According to Baz both rich and not-so-rich Syrians have been knocking on his door in search for apartments but the latter group mainly seeking to find places in Beirut’s northern hinterland where the rents are lower. In his view, the main difference why he saw demand grow substantially in 2012, from a very bad 2011, was that visibility has improved, in the sense that the Syrian conflict is not abating but also not spreading to Lebanon. “I think the situation in Syria is clear now,” he said. “Clients have visibility today — they rent and while they don’t buy like they used to, they buy small-size [apartments] and they invest.” The greater clarity about the Syrian civil war and its likely persistence meant for Baz that 2012 was his best year in rental brokering, and enabled his company to generate as much income in the first seven months of 2012 as he did in all of 2011. For Moussa, demand indications from Syrian customers could be realigned in September and point to where trends might be going into this winter and next year. “September in my opinion is a very important period to test the market for rentals, because the schools will start and people will have to take a decision. If people put their children to school, they will rent on yearly basis.”
Fundamentally, however, the limited impact of the Syrian demand correlates with the realities that most refugees cannot afford to rent in areas and price segments that the professional real estate intermediaries cover.

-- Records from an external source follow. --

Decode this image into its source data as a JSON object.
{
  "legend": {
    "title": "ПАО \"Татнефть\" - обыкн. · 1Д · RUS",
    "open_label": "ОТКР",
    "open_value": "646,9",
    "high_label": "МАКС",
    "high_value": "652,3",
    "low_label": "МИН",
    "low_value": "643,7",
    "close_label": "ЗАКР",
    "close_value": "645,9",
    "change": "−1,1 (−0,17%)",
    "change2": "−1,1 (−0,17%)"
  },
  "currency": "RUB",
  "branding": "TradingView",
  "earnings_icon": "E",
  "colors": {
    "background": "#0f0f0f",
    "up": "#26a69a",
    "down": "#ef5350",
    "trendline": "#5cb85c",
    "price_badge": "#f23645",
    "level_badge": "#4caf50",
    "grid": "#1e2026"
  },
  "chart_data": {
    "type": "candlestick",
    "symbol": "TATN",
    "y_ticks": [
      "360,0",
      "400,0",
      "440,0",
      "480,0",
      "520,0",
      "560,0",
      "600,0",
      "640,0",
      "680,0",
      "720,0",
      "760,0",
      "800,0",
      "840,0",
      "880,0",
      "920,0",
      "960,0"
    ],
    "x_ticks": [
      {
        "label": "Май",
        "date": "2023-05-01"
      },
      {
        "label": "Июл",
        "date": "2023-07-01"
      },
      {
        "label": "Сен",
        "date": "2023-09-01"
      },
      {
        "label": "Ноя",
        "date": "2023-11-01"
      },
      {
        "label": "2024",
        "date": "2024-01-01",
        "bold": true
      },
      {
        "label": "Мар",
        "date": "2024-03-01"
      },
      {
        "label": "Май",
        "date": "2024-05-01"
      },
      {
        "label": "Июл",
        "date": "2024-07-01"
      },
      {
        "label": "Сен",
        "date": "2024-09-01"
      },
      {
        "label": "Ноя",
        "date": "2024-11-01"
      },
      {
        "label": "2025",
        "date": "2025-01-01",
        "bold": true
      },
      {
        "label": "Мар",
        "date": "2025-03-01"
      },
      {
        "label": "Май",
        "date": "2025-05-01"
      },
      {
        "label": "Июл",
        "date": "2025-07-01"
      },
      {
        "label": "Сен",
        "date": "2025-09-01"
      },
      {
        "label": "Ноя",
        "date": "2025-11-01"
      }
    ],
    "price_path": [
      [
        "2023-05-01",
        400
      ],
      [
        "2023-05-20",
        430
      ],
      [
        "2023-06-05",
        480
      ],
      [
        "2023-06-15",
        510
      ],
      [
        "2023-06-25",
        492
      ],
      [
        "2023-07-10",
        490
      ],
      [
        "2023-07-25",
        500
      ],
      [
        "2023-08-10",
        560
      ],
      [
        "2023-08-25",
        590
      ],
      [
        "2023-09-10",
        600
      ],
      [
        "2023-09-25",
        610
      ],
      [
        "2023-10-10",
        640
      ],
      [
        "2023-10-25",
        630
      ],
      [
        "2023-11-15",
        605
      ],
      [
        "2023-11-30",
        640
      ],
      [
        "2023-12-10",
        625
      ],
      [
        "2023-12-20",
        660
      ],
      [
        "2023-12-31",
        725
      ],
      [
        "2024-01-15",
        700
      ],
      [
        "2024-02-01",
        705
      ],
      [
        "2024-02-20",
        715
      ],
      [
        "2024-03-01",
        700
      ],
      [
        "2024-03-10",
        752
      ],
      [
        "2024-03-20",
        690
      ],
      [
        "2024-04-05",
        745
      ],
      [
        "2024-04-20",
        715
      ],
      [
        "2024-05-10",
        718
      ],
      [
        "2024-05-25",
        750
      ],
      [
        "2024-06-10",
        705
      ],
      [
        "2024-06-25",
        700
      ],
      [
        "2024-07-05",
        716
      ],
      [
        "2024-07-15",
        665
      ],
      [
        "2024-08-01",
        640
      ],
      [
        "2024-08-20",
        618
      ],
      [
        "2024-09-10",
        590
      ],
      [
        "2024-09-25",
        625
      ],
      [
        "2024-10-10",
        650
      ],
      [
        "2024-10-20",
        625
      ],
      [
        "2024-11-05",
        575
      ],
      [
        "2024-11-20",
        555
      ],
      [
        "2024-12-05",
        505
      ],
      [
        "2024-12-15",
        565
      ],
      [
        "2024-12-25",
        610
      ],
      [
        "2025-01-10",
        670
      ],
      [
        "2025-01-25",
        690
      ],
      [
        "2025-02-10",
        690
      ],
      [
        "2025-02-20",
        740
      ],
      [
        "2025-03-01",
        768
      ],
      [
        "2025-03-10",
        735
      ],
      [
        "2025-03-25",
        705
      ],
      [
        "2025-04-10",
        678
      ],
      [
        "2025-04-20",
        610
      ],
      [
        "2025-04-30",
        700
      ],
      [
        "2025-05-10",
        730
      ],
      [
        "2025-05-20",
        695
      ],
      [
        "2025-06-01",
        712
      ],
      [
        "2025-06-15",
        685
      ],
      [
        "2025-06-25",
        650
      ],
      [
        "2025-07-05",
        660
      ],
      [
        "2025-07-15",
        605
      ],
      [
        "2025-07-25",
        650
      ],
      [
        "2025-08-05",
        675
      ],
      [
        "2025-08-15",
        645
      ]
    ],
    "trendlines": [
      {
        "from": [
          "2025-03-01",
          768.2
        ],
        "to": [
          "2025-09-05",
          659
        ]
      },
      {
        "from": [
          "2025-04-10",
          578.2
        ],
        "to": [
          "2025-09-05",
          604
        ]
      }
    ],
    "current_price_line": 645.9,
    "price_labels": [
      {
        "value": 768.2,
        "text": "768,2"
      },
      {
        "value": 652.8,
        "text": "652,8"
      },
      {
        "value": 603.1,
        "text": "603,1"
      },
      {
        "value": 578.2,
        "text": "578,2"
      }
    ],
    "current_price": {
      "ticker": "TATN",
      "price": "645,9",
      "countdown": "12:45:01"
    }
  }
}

According to Makarem, the situation in the low end of the real estate sector — also affecting the majority of Syrian refugees — is a mixture of consistent under supply and total deficiency of building quality. “The problem is that the lower end is particularly low-end,” he said.
Brokers do not dabble in this part of the Lebanese landscape, except perhaps in carrying out property valuation studies for projects that involve buying up decrepit properties for later demolition and development of the lands. In this context, the increased need for homes, or at least decent shelter, by Syrian refugees ties in with the permanent Lebanese housing crisis and its components of insufficient infrastructure, insufficient supply of socially adequate building stock and insufficient public and private sector management of mass housing needs.
The fuse of future crisis
This crisis, known and lamented but ignored in all practical terms, could come back to haunt the Lebanese real estate sector even in those housing segments where developers, brokers and buyers have a common market. This is because the housing crisis has a large infrastructure component that spans physical, social and administrative infrastructure, from roads and utilities to public transport and inefficient permit, registration and taxation processes for real estate.
In Harb’s assessment, a continuation of the Syrian conflict over several years could move demand by Syrian expatriates in Lebanon from rentals to apartment purchases, and he said it would be very conceivable that 20,000 requests for property purchases in Lebanon could originate annually from migrants — equal to the annual demand of Lebanese in a country where approximately 20,000 to 25,000 new units can be delivered per year.
Under the capacity restraints caused by insufficiency of hard and soft infrastructures, it would not be possible to drastically expand the supply of new units, Harb said, with overall negative effects. “This will put the Lebanese buyers into direct competition with these requests. The developer has no loyalty anywhere. These [Syrian people] will be paying in hard-core cash more often and make higher down payments,” Harb cautioned. “It could lead to an explosion in demand for real estate in Lebanon.”